Go back to the Web console and the details of your master node. Find the master node's external IP address and copy it to the clipboard. Then, open a new tab in your browser, paste in the ip address and then add :50070. This will open the Hadoop management site. From the Utilities menu on the right select Browse the file system.

Verify that you have a folder called pet-details and inside it you should have a file called pet-details.txt.

Step 6

In your SSH window, run the following command to run Pig:

pig < pet-details.pig

Click Submit to start the job.
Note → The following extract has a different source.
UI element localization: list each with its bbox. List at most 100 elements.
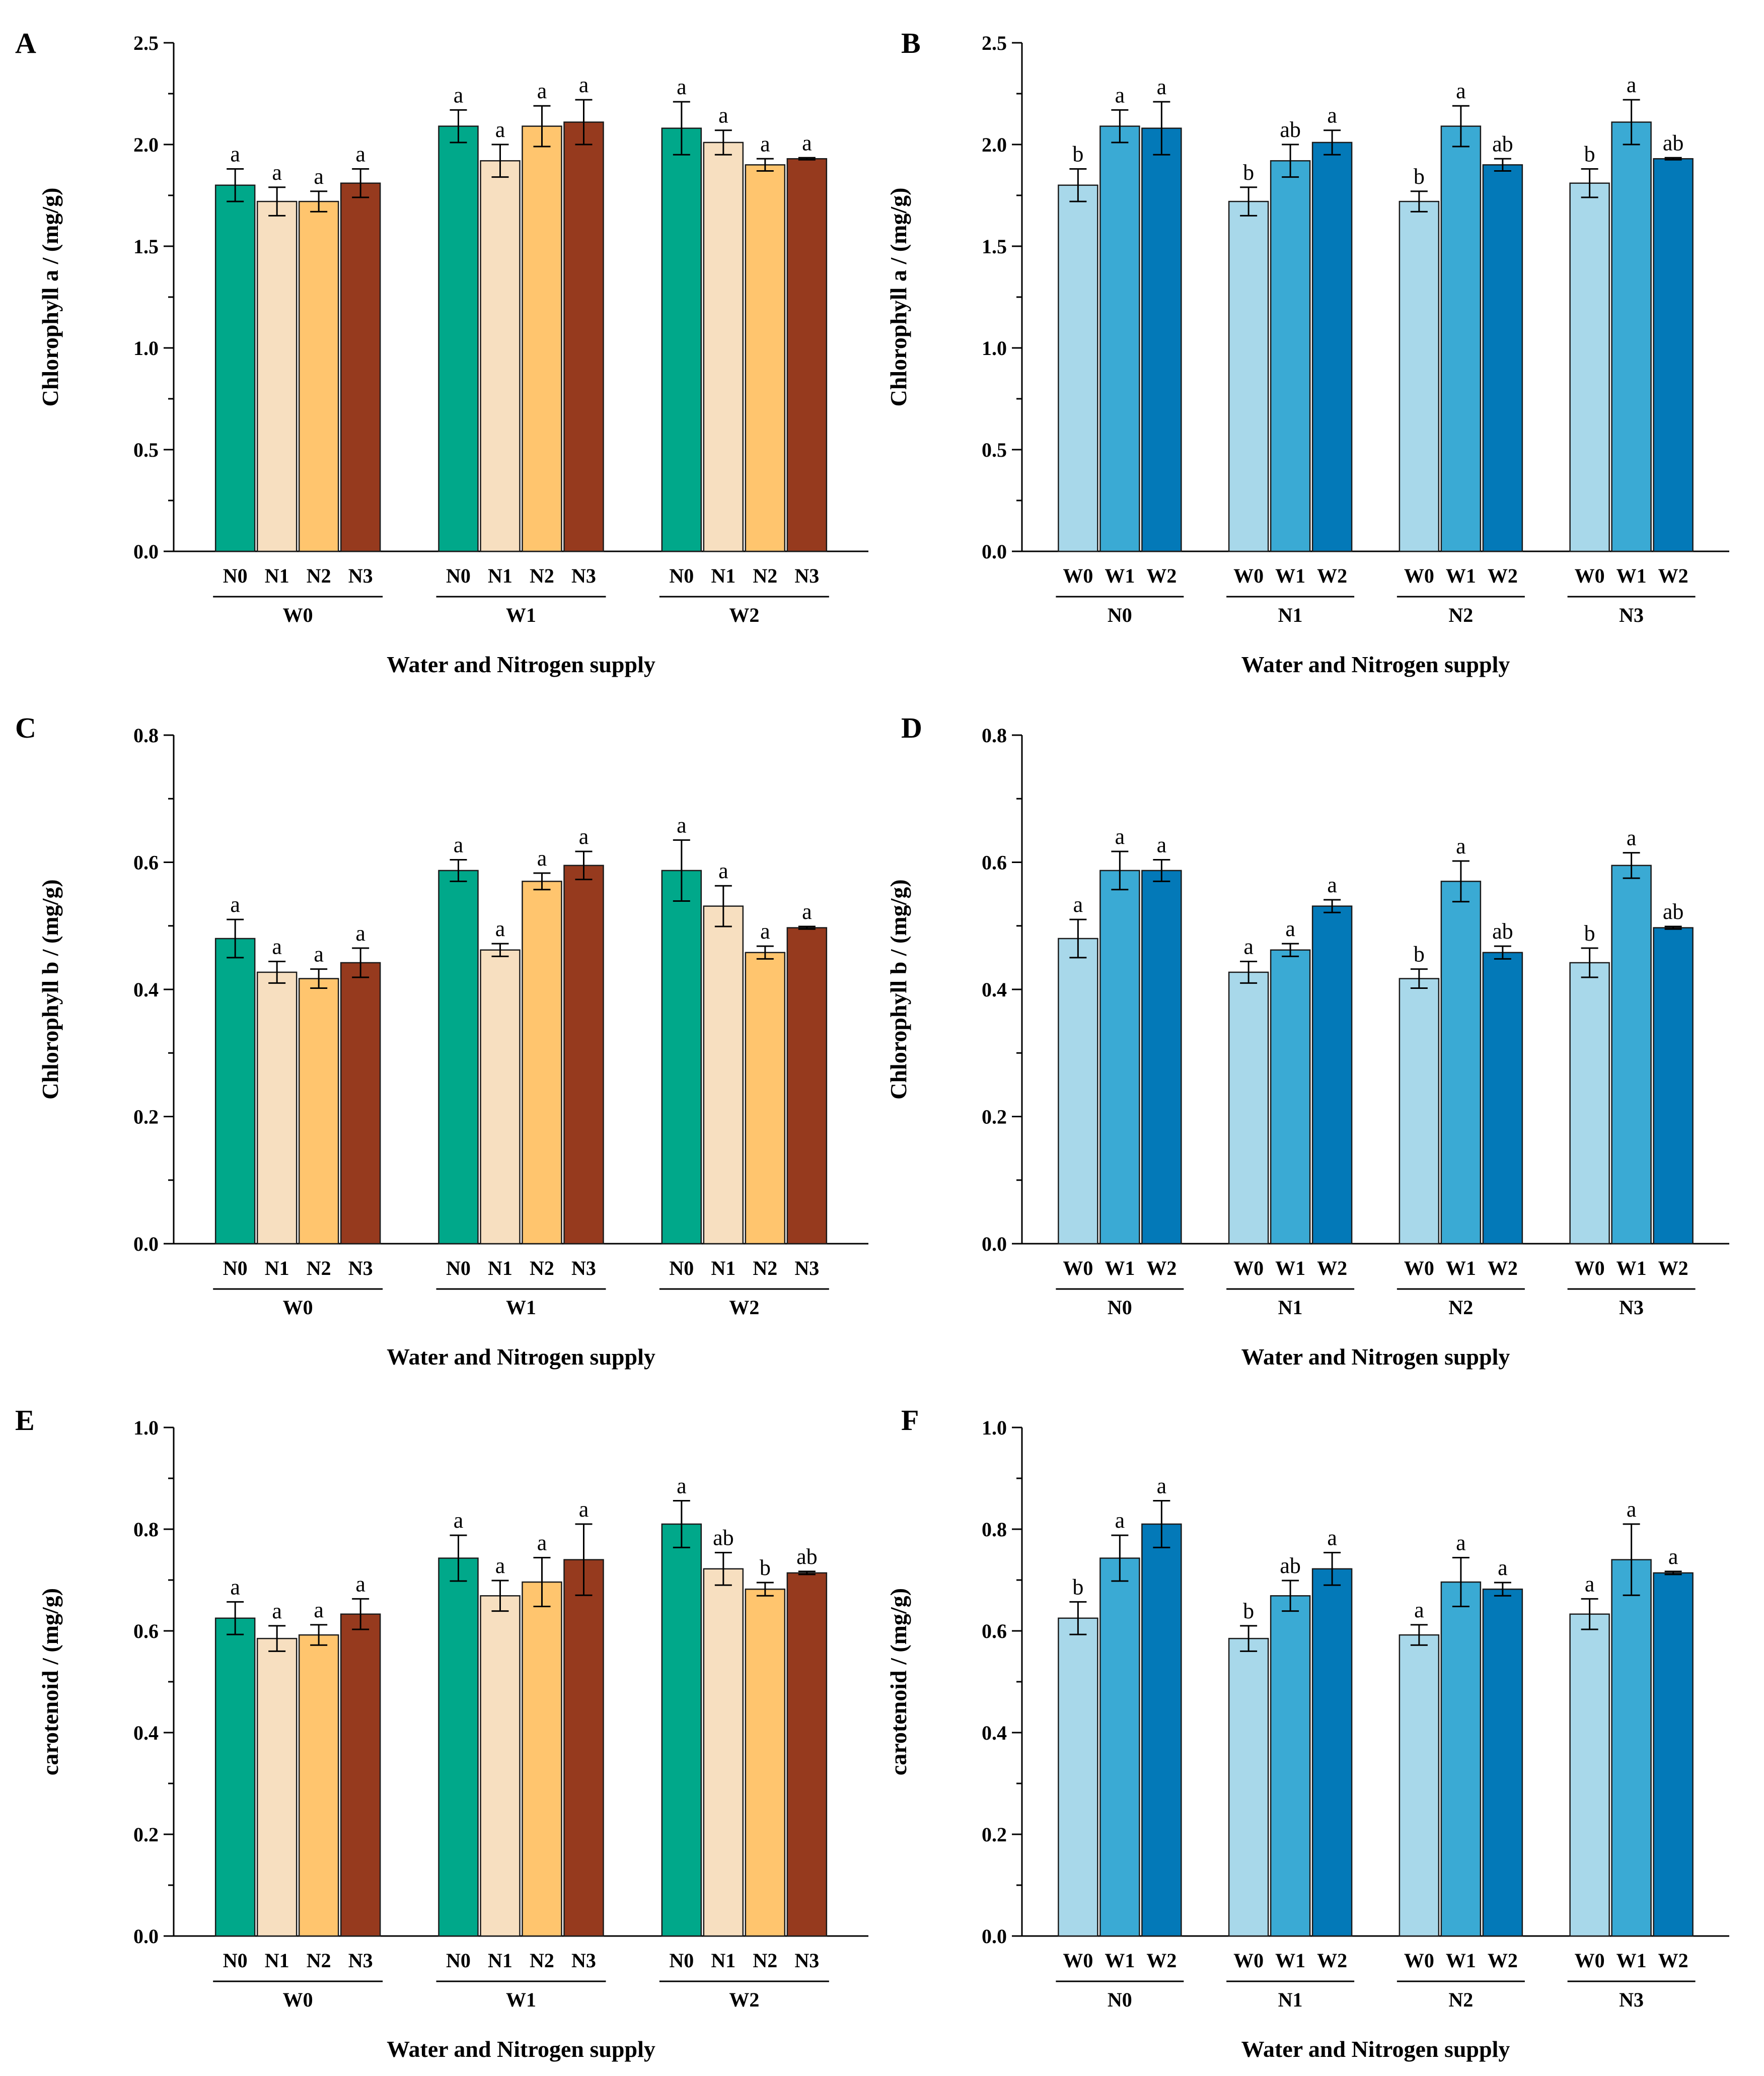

It will take about a minute to run. Wait until it completes.

Step 7

Go back to the tab with the Hadoop management site and again browse the file system. The output from this Pig job should be in a folder called GroupedByType. If you look in that folder you should see a file named part-r-00000.

Step 8

Let's look at the output file.

First you have to get the file off the HDFS file system. Go back to your SSH session where you are connected to the master node. You should currently be in the folder lab2. Make a directory below it and move into by entering the following commands.

mkdir ~/lab2/output
cd ~/lab2/output

Step 9

Enter the following command to get the output file from HDFS and copy it into this folder.

hadoop fs -get /GroupedByType/part* .

Finally, enter the following command to view the results.

cat *

Compare the original data file, the Pig script and the final output. Try to figure out why the output is the way it is.

There's no need to keep any clusters.

Step 1

Navigate to the Dataproc service using the Web Console. Delete any clusters that you created in this exercise.